K-Means Clustering

TripleBlind supports privacy-preserving K-Means clustering over vertically-partitioned datasets and can incorporate a Private Set Intersection (Blind Match) among multiple data providers into the operation.

Operation

When using add_agreement() to forge an agreement on a trained model, use Operation.EXECUTE for the operation parameter.

When using add_agreement() to allow a counterparty to use your dataset for model training, or using create_job() to train K-Means clustering, use the appropriate operation parameter below

PSI Vertical KMeans Clustering

Use Operation.PSI_VERTICAL_KMEANS_TRAIN to identify an overlap of matching records across datasets, and train a k-Means clustering model for the vertically-partitioned intersection.

Training parameters

num_clusters: Optional[int] = 8

  • Number of clusters to be created

num_iter: Optional[int] = 10

  • Maximum number of times for the clustering algorithm to run during training

dataset: Union[Asset, List[Asset]]

  • List of positioned assets to conduct clustering across
  • The initiator of the training job must put the asset they own first in the list

psi: Dict{ "match_column": Union[str, List[str]] }

  • Name of the column to match.
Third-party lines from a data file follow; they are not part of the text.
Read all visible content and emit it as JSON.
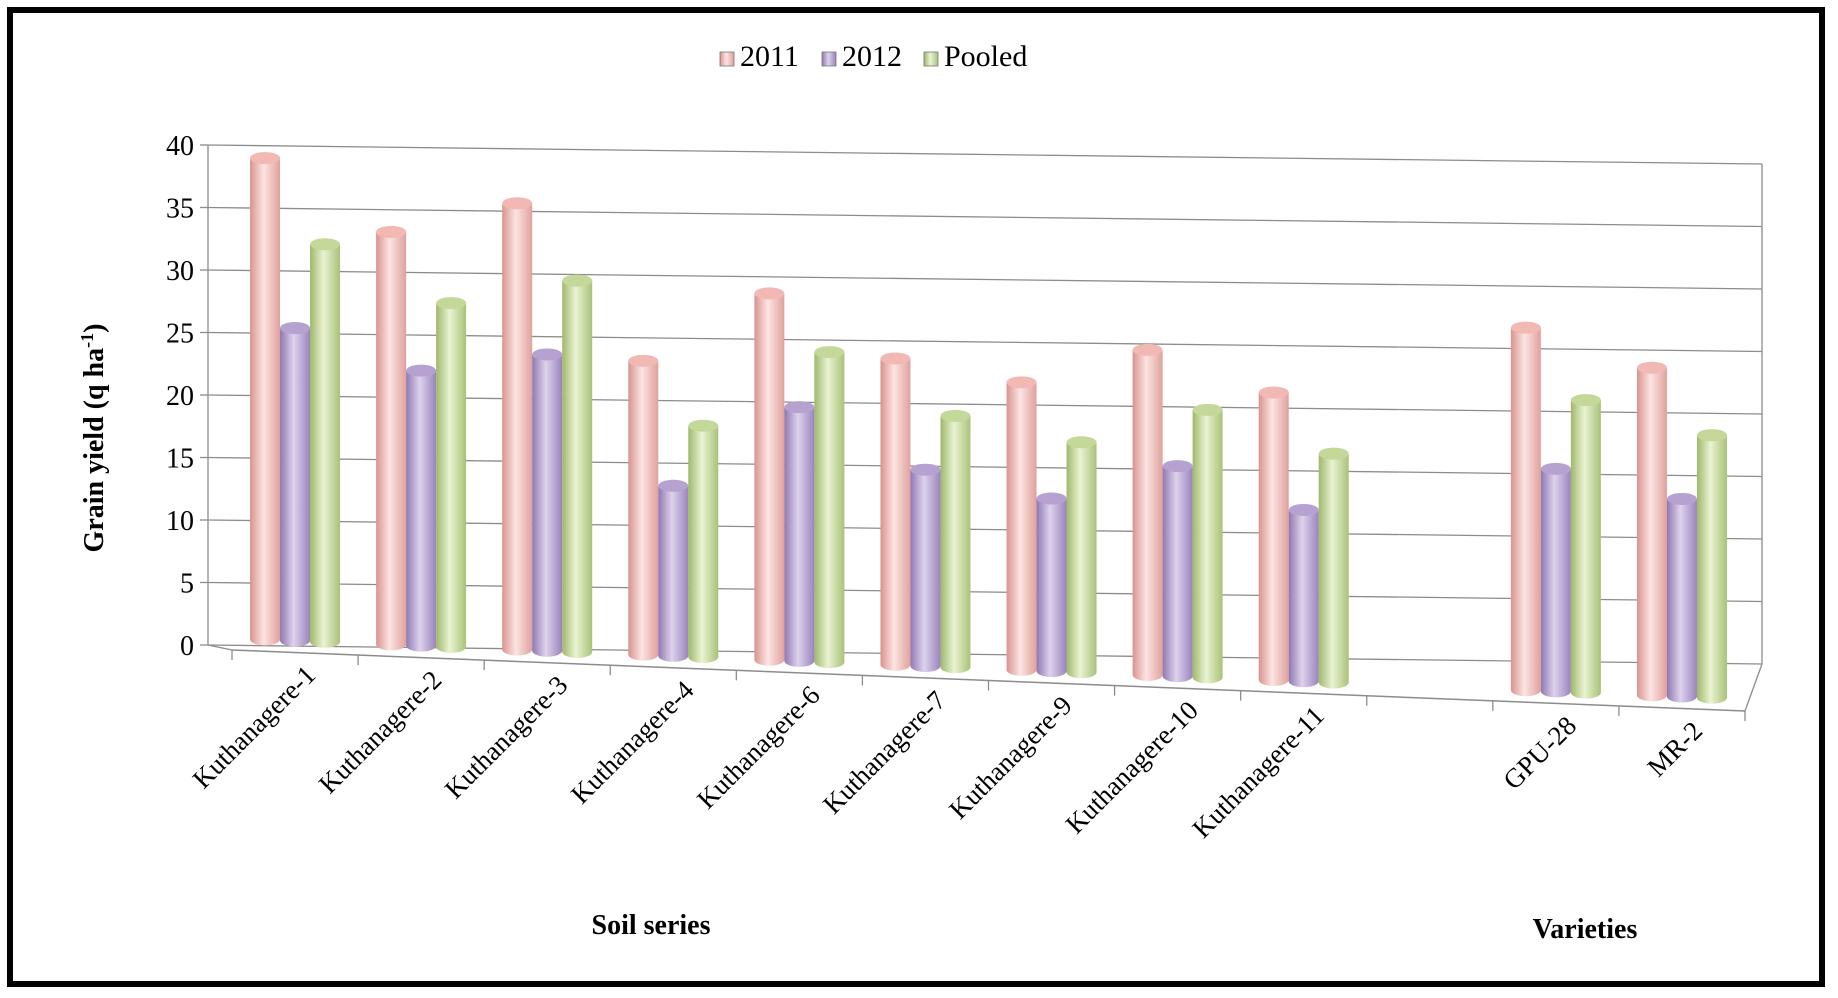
{
  "chart_data": {
    "type": "bar",
    "title": "",
    "ylabel": "Grain yield (q ha",
    "ylabel_sup": "-1",
    "ylabel_close": ")",
    "ylim": [
      0,
      40
    ],
    "yticks": [
      0,
      5,
      10,
      15,
      20,
      25,
      30,
      35,
      40
    ],
    "categories": [
      "Kuthanagere-1",
      "Kuthanagere-2",
      "Kuthanagere-3",
      "Kuthanagere-4",
      "Kuthanagere-6",
      "Kuthanagere-7",
      "Kuthanagere-9",
      "Kuthanagere-10",
      "Kuthanagere-11",
      "",
      "GPU-28",
      "MR-2"
    ],
    "group_labels": [
      {
        "text": "Soil series",
        "under": [
          0,
          8
        ]
      },
      {
        "text": "Varieties",
        "under": [
          10,
          11
        ]
      }
    ],
    "series": [
      {
        "name": "2011",
        "color": "#f2b8b4",
        "values": [
          38.5,
          33,
          35.7,
          23.5,
          29.3,
          24.5,
          23,
          26,
          23,
          null,
          29,
          26.2
        ]
      },
      {
        "name": "2012",
        "color": "#b6a2d0",
        "values": [
          25,
          22,
          23.7,
          13.6,
          20.3,
          15.7,
          13.8,
          16.8,
          13.7,
          null,
          17.8,
          15.8
        ]
      },
      {
        "name": "Pooled",
        "color": "#c4d89a",
        "values": [
          31.8,
          27.5,
          29.7,
          18.5,
          24.8,
          20.1,
          18.4,
          21.4,
          18.3,
          null,
          23.4,
          21
        ]
      }
    ],
    "legend_position": "top-center",
    "grid": true
  }
}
If not the same in all datasets, a list of the matching column names, one for each dataset in the order supplied above.
  • If a single fieldname is provided, each dataset must have the same name for that match_column, eg. “ID”.

normalization Optional[bool] = True

  • Determines whether or not TripleBlind will transform the columns of the data to zero mean unit variance.
  • This transformation is applied to the intersection of the datasets, not to the data before applying PSI.

share_cluster_size: Optional[bool] = False

  • Determines whether the cluster sizes are revealed at each training iteration so that the calculation is more accurate for extremely large cluster sizes.

ℹ️ Normalization has the benefit of ensuring that each feature of the data is given the same amount of weight in the clustering. For example, without normalization a value of 100 for home price would be considered as significant as the value 100 for a person’s height, even though $100 in a home price is insignificant but 100 inches of height is incredibly significant. If the data is already normalized, then leaving normalization on will have no noticeable impact on the performance or accuracy of the operation.

A potential reason to not normalize is to apply different weights to the importance of each column. This can be done by scaling each column so that its variance is proportional to the weight of the column and passing in normalization=False. If the dataset contains large values (like home prices), then the calculation could overflow, resulting in an error or nonsensical output values. To a large extent, this can be mitigated by scaling all the data down so that the largest column variance is equal to 1 as well as shifting the data so that the mean of each column is 0.

Training outputs

cluster_means: numpy.ndarray[float64]

  • The centers, or means, of the identified clusters

is_cluster_empty: numpy.ndarray[int64]

  • Indicates whether each cluster is actually empty (1) or not (0).
  • Sometimes training returns empty clusters based on how the data is arranged or to maintain the privacy of individual data points.
  • Empty clusters are ignored in inference, regardless of their proximity to the data.

zmuv_mean: numpy.ndarray[float64]

  • Used in inference to reapply the data normalization.
  • See 3a_local_inference.py for an example.
  • The means of the columns.

zmuv_linear: numpy.ndarray[float64]

  • Used in inference to reapply the data normalization.
  • See 3a_local_inference.py for an example.
  • The reciprocal of the standard deviations of the columns.

labels: pandas.DataFrame

  • The cluster that each training data point is assigned to.

inertia: numpy.float64

  • The sum of squared distances between each training data point and the nearest cluster mean.

Inference parameters

dataset: Union[Asset, List[Asset]]

  • List of positioned assets to conduct clustering across
  • The initiator of the inference must put the asset they own first in the list

psi: Dict{ "match_column": Union[str, List[str]] }

  • Name of the column to match. If not the same in all datasets, a list of the matching column names, one for each dataset above, in order.
  • If a single fieldname is provided, each dataset must have the same name for that match_column, eg. “ID”.

Inference outputs

labels: pandas.DataFrame

  • The cluster that each training data point is assigned to.

inertia: numpy.float64

  • The sum of squared distances between each inference data point and the nearest cluster mean.

k-Grouping

The outputs of training include the mean and standard deviation of each column as well as the means of each column, grouped by clusters.

The following adjustment happens at the end of training, using the highest k-Grouping value of the involved datasets:

  1. Clusters with fewer data points than k-Grouping are marked as empty.
  2. The data points of these clusters are reassigned to the nearest remaining cluster.
  3. The remaining cluster means are recalculated as the mean of all data points within that cluster.

Limitations

  • Currently supports clustering across 2 datasets only.
  • Currently supports datasets with shape (rows times columns) of 20 million records.
    • e.g. 400 columns * 50,000 rows = 20 million
  • NaN values are not supported, and should be imputed from datasets in preprocessing.